Our privacy policy went from a handful of sentences to full page of information that covers the how, what, when, where, and why of all the data we collect and share.

As far as personal information in orders goes, I simply stated that we will keep all information about an order as long as is legally required by our local, state, and federal governments regardless of any individual's request to have their information removed. Of course, this does not mean that they can't have their account removed along with any email subscriptions or chats.

I could be wrong, but I don't believe you have to allow someone to disable one or more cookies that your site uses. I believe you need to tell the visitor about the cookies, why you're using them, and the fact that their use of your website constitutes consent to collect the data they provide along with the fact that disabling cookies can render them unable to use your website.

Anyway, I have privacy policies on the brain today, so I just had to chime in. Have a great weekend everyone!

The UK is the same as the other 27 EU members see the Information Commissioner's Office website: https://ico.org.uk/

The above website uses cookie control from this company: https://www.civicuk.com/cookie-control They have a free version.

Smashing Magazine's Privacy Page: https://www.smashingmagazine.com/privacy-policy/ appears to include everything, if you have the time to read it all.

From the ICO: "The GDPR does not set specific time limits for different types of data. This is up to you, and will depend on how long you need the data for your specified purposes." So if the IRS requires you to keep that data for 7 years then that would, I assume be lawful.

Are there any type of public GDPR/Privacy Policy framework/template available that we can edit/use as necessary, or would anyone mind sharing theirs?

Finally, is there a free simple website Privacy Policy notification/consent responsive solution that is not hosted by a third-party?

Regarding the GDPR, what I'm wondering about is the concept of implied consent.

I'm sure many of you automatically add email addresses, when an order is placed, to your general mailing list.

Under GDPR guidelines is this practice no longer allowed (for EU customers)?

gjt You should never add a customer's email address to your mailing list without their consent.

I recently updated a client's privacy policy, and started using https://www.cookiebot.com/en/. It's been great so far & only displays a "cookie consent" bar to users in the EU (or desired countries). I looked at a few DIY solutions, but at the end of the day a free solution coupled with paid geotargeting still ended up being more expensive. If your goal is to only get consent from visitors in the EU then CookieBot is a great solution. Otherwise as stated above https://cookieconsent.insites.com/ has a super easy to set up solution – it's just a bit more work and potentially more expensive if you want to implement country control.

Question, could a US merchant be subjected to GDPR laws/penalties even is EU customer agrees to waive all their rights afforded under GDPR in order to shop and/or sell their merchandise to merchant?

I don't think anyone is qualified to say that with certainty yet.

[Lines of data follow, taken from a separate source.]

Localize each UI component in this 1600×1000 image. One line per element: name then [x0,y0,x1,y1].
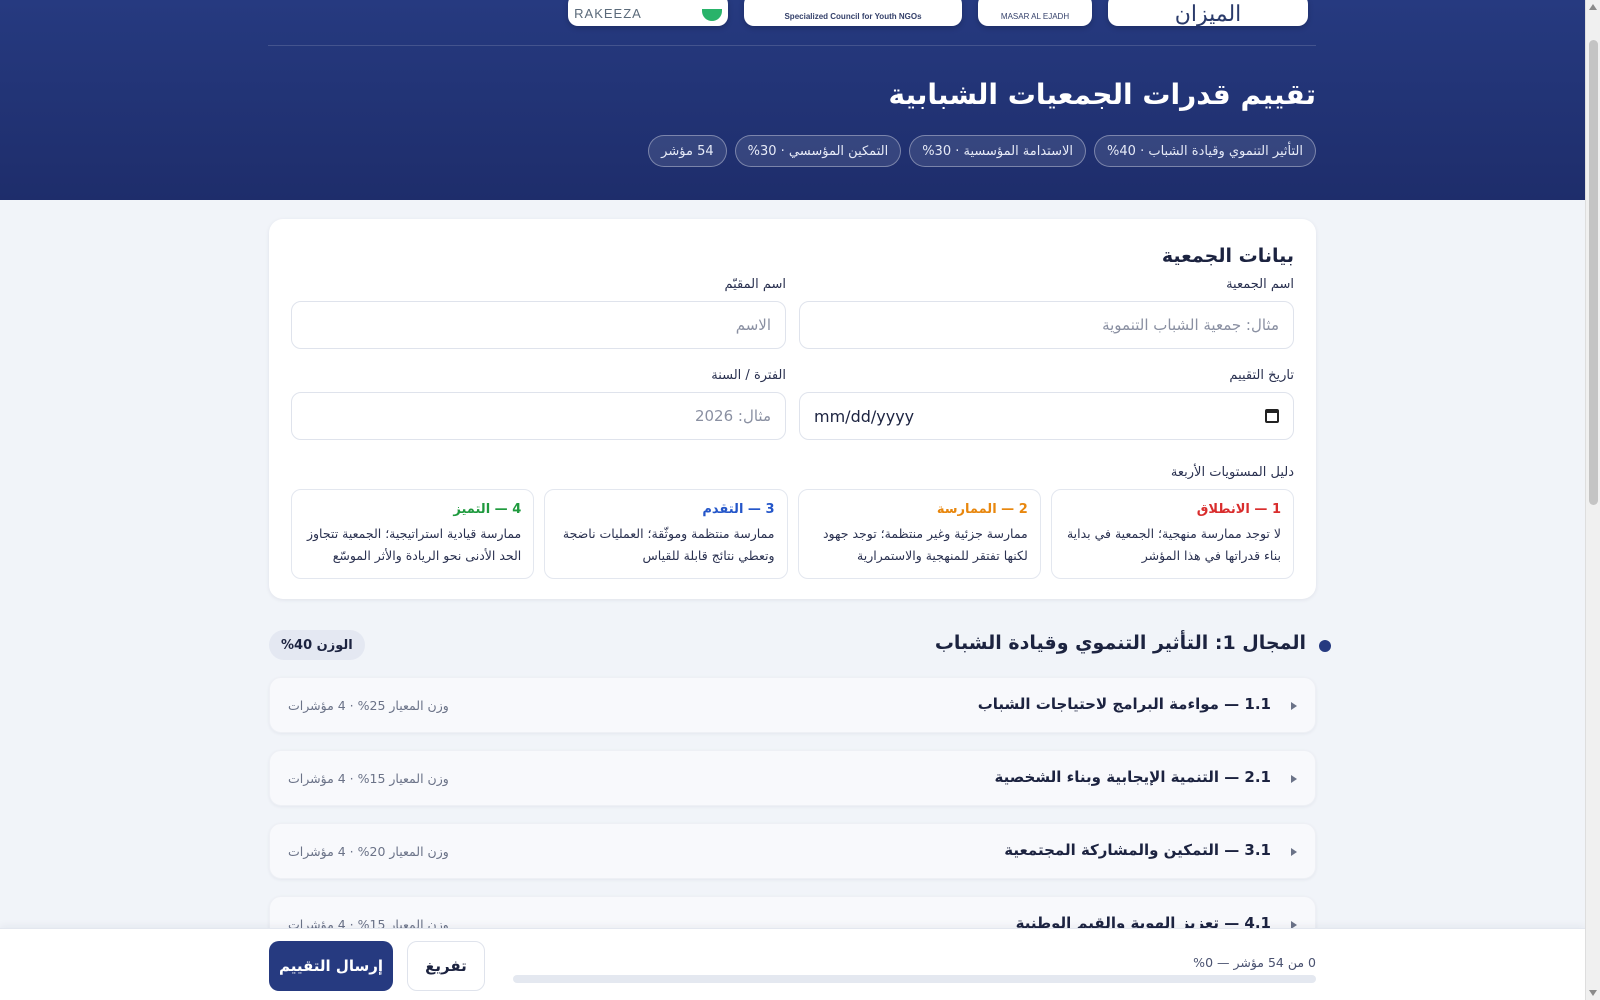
header-banner: RAKEEZA Specialized Council for Youth NG… [0,0,1585,200]
submit-assessment-button[interactable]: إرسال التقييم [269,941,393,991]
domain-bullet-icon [1319,640,1331,652]
chip-domain-2: الاستدامة المؤسسية · 30% [909,135,1087,167]
logo-youth-council: Specialized Council for Youth NGOs [744,0,962,26]
progress-label: 0 من 54 مؤشر — 0% [1193,955,1316,970]
period-label: الفترة / السنة [711,368,786,383]
clear-button[interactable]: تفريغ [407,941,485,991]
scroll-thumb[interactable] [1589,40,1598,505]
logo-rakeeza: RAKEEZA [568,0,728,26]
scroll-up-icon[interactable] [1589,4,1597,10]
level-title: 3 — التقدم [702,502,775,517]
date-value: mm/dd/yyyy [814,406,915,426]
logo-masar-al-ejadh: MASAR AL EJADH [978,0,1092,26]
action-bar: إرسال التقييم تفريغ 0 من 54 مؤشر — 0% [0,928,1585,1000]
expand-arrow-icon [1291,702,1297,710]
scroll-down-icon[interactable] [1589,990,1597,996]
domain-title: المجال 1: التأثير التنموي وقيادة الشباب [934,632,1306,654]
level-description: لا توجد ممارسة منهجية؛ الجمعية في بداية … [1066,526,1281,563]
level-card-1: 1 — الانطلاق لا توجد ممارسة منهجية؛ الجم… [1050,489,1294,579]
assessment-date-input[interactable]: mm/dd/yyyy [799,392,1294,440]
level-card-3: 3 — التقدم ممارسة منتظمة وموثّقة؛ العملي… [544,489,788,579]
period-input[interactable] [291,392,786,440]
assessment-date-label: تاريخ التقييم [1229,368,1294,383]
calendar-icon[interactable] [1265,409,1279,423]
progress-bar [513,975,1316,983]
criterion-title: 3.1 — التمكين والمشاركة المجتمعية [1004,841,1271,859]
level-card-2: 2 — الممارسة ممارسة جزئية وغير منتظمة؛ ت… [797,489,1041,579]
chip-domain-1: التأثير التنموي وقيادة الشباب · 40% [1094,135,1316,167]
level-description: ممارسة جزئية وغير منتظمة؛ توجد جهود لكنه… [822,526,1028,563]
logo-almeezan: الميزان [1108,0,1308,26]
header-divider [268,45,1316,46]
page-scrollbar[interactable] [1585,0,1600,1000]
card-title: بيانات الجمعية [1161,245,1294,267]
assessor-name-input[interactable] [291,301,786,349]
assessor-name-label: اسم المقيّم [724,277,786,292]
criterion-title: 1.1 — مواءمة البرامج لاحتياجات الشباب [977,695,1271,713]
criterion-meta: وزن المعيار 15% · 4 مؤشرات [288,771,449,786]
org-name-input[interactable] [799,301,1294,349]
criterion-meta: وزن المعيار 25% · 4 مؤشرات [288,698,449,713]
chip-indicator-count: 54 مؤشر [648,135,727,167]
association-info-card: بيانات الجمعية اسم الجمعية اسم المقيّم ت… [269,219,1316,599]
expand-arrow-icon [1291,775,1297,783]
level-description: ممارسة منتظمة وموثّقة؛ العمليات ناضجة وت… [562,526,775,563]
level-title: 4 — التميز [453,502,522,517]
criterion-accordion-3[interactable]: 3.1 — التمكين والمشاركة المجتمعية وزن ال… [269,823,1316,879]
level-title: 1 — الانطلاق [1196,502,1281,517]
summary-chips: التأثير التنموي وقيادة الشباب · 40% الاس… [648,135,1316,167]
page-title: تقييم قدرات الجمعيات الشبابية [888,78,1316,111]
level-description: ممارسة قيادية استراتيجية؛ الجمعية تتجاوز… [306,526,522,563]
rakeeza-mark-icon [701,9,722,21]
level-card-4: 4 — التميز ممارسة قيادية استراتيجية؛ الج… [291,489,535,579]
level-title: 2 — الممارسة [936,502,1028,517]
levels-guide: 1 — الانطلاق لا توجد ممارسة منهجية؛ الجم… [291,489,1294,579]
criterion-accordion-2[interactable]: 2.1 — التنمية الإيجابية وبناء الشخصية وز… [269,750,1316,806]
chip-domain-3: التمكين المؤسسي · 30% [734,135,902,167]
criterion-title: 2.1 — التنمية الإيجابية وبناء الشخصية [994,768,1271,786]
levels-guide-label: دليل المستويات الأربعة [1170,465,1294,480]
partner-logos: RAKEEZA Specialized Council for Youth NG… [568,0,1318,26]
expand-arrow-icon [1291,848,1297,856]
domain-weight-badge: الوزن 40% [269,630,365,660]
criterion-meta: وزن المعيار 20% · 4 مؤشرات [288,844,449,859]
domain-header: المجال 1: التأثير التنموي وقيادة الشباب … [269,628,1331,664]
org-name-label: اسم الجمعية [1226,277,1294,292]
criterion-accordion-1[interactable]: 1.1 — مواءمة البرامج لاحتياجات الشباب وز… [269,677,1316,733]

My suspicion is that'll be determined via case law in the next few years.

I was looking at the MIVA website to see what you had implemented, and the cookie pop-up "Learn More" link results in a page not found.

NOTE: I was on this page: https://apps.miva.com/ where the Learn More link gave an error.

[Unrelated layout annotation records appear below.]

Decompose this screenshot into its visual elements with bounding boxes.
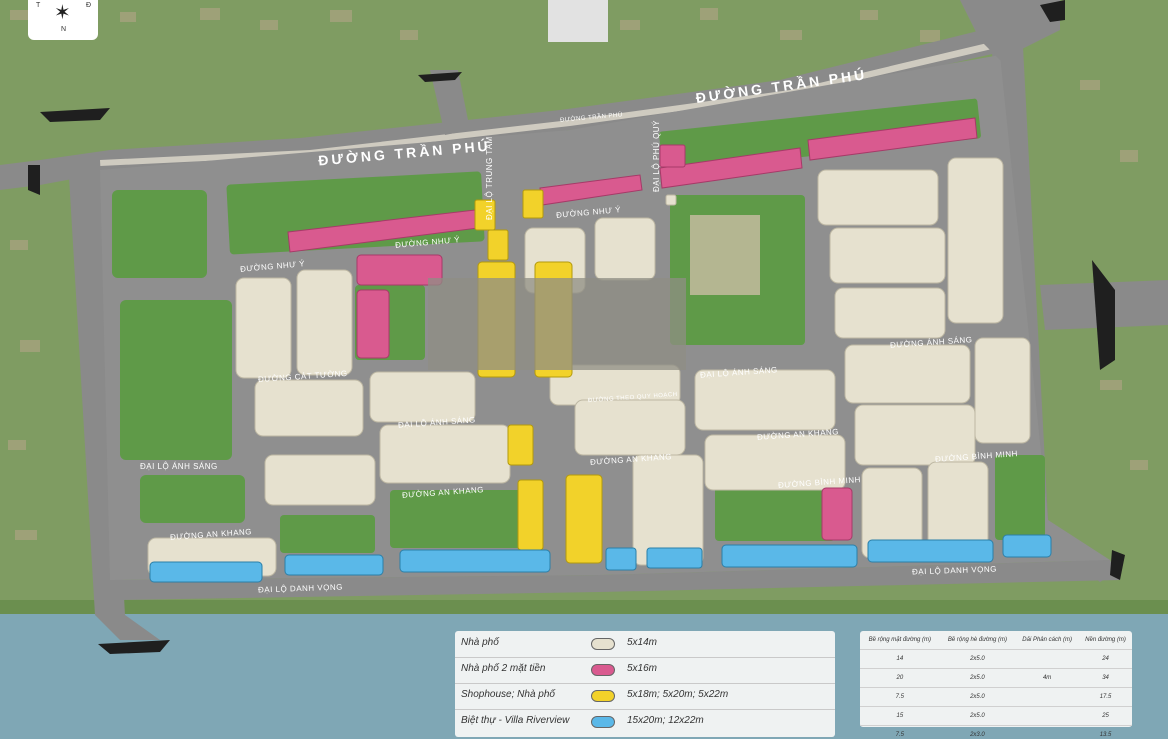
compass: T Đ N ✶ [28, 0, 98, 40]
legend-value: 5x14m [627, 637, 658, 648]
spec-cell: 7.5 [860, 687, 940, 707]
spec-header: Bề rộng mặt đường (m) [860, 631, 940, 650]
spec-cell: 13.5 [1079, 725, 1132, 739]
legend-row: Shophouse; Nhà phố 5x18m; 5x20m; 5x22m [455, 683, 835, 710]
spec-header-row: Bề rộng mặt đường (m) Bề rộng hè đường (… [860, 631, 1132, 650]
legend-label: Shophouse; Nhà phố [461, 689, 555, 700]
spec-cell: 14 [860, 649, 940, 669]
spec-row: 15 2x5.0 25 [860, 706, 1132, 726]
legend-row: Nhà phố 2 mặt tiền 5x16m [455, 657, 835, 684]
compass-east: Đ [86, 2, 92, 9]
spec-cell [1015, 706, 1080, 726]
spec-cell: 2x5.0 [939, 668, 1016, 688]
compass-icon: ✶ [54, 2, 71, 24]
spec-row: 7.5 2x5.0 17.5 [860, 687, 1132, 707]
spec-cell: 2x3.0 [939, 725, 1016, 739]
street-label: ĐẠI LỘ TRUNG TÂM [485, 136, 494, 220]
spec-cell: 4m [1015, 668, 1080, 688]
masterplan-map: T Đ N ✶ ĐƯỜNG TRẦN PHÚ ĐƯỜNG TRẦN PHÚ ĐƯ… [0, 0, 1168, 739]
spec-row: 14 2x5.0 24 [860, 649, 1132, 669]
spec-cell: 2x5.0 [939, 687, 1016, 707]
spec-row: 7.5 2x3.0 13.5 [860, 725, 1132, 739]
spec-cell: 25 [1079, 706, 1132, 726]
spec-header: Bề rộng hè đường (m) [939, 631, 1016, 650]
spec-cell: 34 [1079, 668, 1132, 688]
legend-swatch [591, 716, 615, 728]
legend-value: 15x20m; 12x22m [627, 715, 704, 726]
legend-value: 5x16m [627, 663, 658, 674]
spec-cell: 7.5 [860, 725, 940, 739]
legend-value: 5x18m; 5x20m; 5x22m [627, 689, 729, 700]
map-canvas [0, 0, 1168, 739]
spec-header: Nền đường (m) [1079, 631, 1132, 650]
spec-row: 20 2x5.0 4m 34 [860, 668, 1132, 688]
center-building [690, 215, 760, 295]
legend-row: Biệt thự - Villa Riverview 15x20m; 12x22… [455, 709, 835, 735]
compass-west: T [36, 2, 41, 9]
legend-swatch [591, 664, 615, 676]
spec-cell: 20 [860, 668, 940, 688]
lot-legend: Nhà phố 5x14m Nhà phố 2 mặt tiền 5x16m S… [455, 631, 835, 737]
legend-swatch [591, 638, 615, 650]
spec-cell: 15 [860, 706, 940, 726]
legend-label: Nhà phố 2 mặt tiền [461, 663, 546, 674]
spec-cell: 17.5 [1079, 687, 1132, 707]
compass-north: N [61, 26, 67, 33]
spec-cell [1015, 649, 1080, 669]
legend-label: Biệt thự - Villa Riverview [461, 715, 570, 726]
street-label: ĐẠI LỘ PHÚ QUÝ [652, 120, 661, 192]
spec-cell: 24 [1079, 649, 1132, 669]
legend-swatch [591, 690, 615, 702]
spec-cell: 2x5.0 [939, 649, 1016, 669]
spec-cell: 2x5.0 [939, 706, 1016, 726]
central-plaza [428, 278, 686, 370]
legend-label: Nhà phố [461, 637, 499, 648]
existing-building [548, 0, 608, 42]
legend-row: Nhà phố 5x14m [455, 631, 835, 658]
road-spec-table: Bề rộng mặt đường (m) Bề rộng hè đường (… [860, 631, 1132, 739]
spec-header: Dải Phân cách (m) [1015, 631, 1080, 650]
river-bank [0, 600, 1168, 614]
spec-cell [1015, 725, 1080, 739]
street-label: ĐẠI LỘ ÁNH SÁNG [140, 462, 218, 471]
spec-cell [1015, 687, 1080, 707]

I think it is working on other pages!

It has been over a couple months since we've seen any activity on this question, and in that time we've seen quite a few other web site builders include functionality intended to address GDPR compliance. Does miva have an update on what they will be implementing? It seems reasonable that at minimum a cookie notice should be made available.

We're going to release an update that adds those as point and click style features in the coming months, in the mean time it's easy to add it on your own to the page templates. I'll ask someone to post the instructions.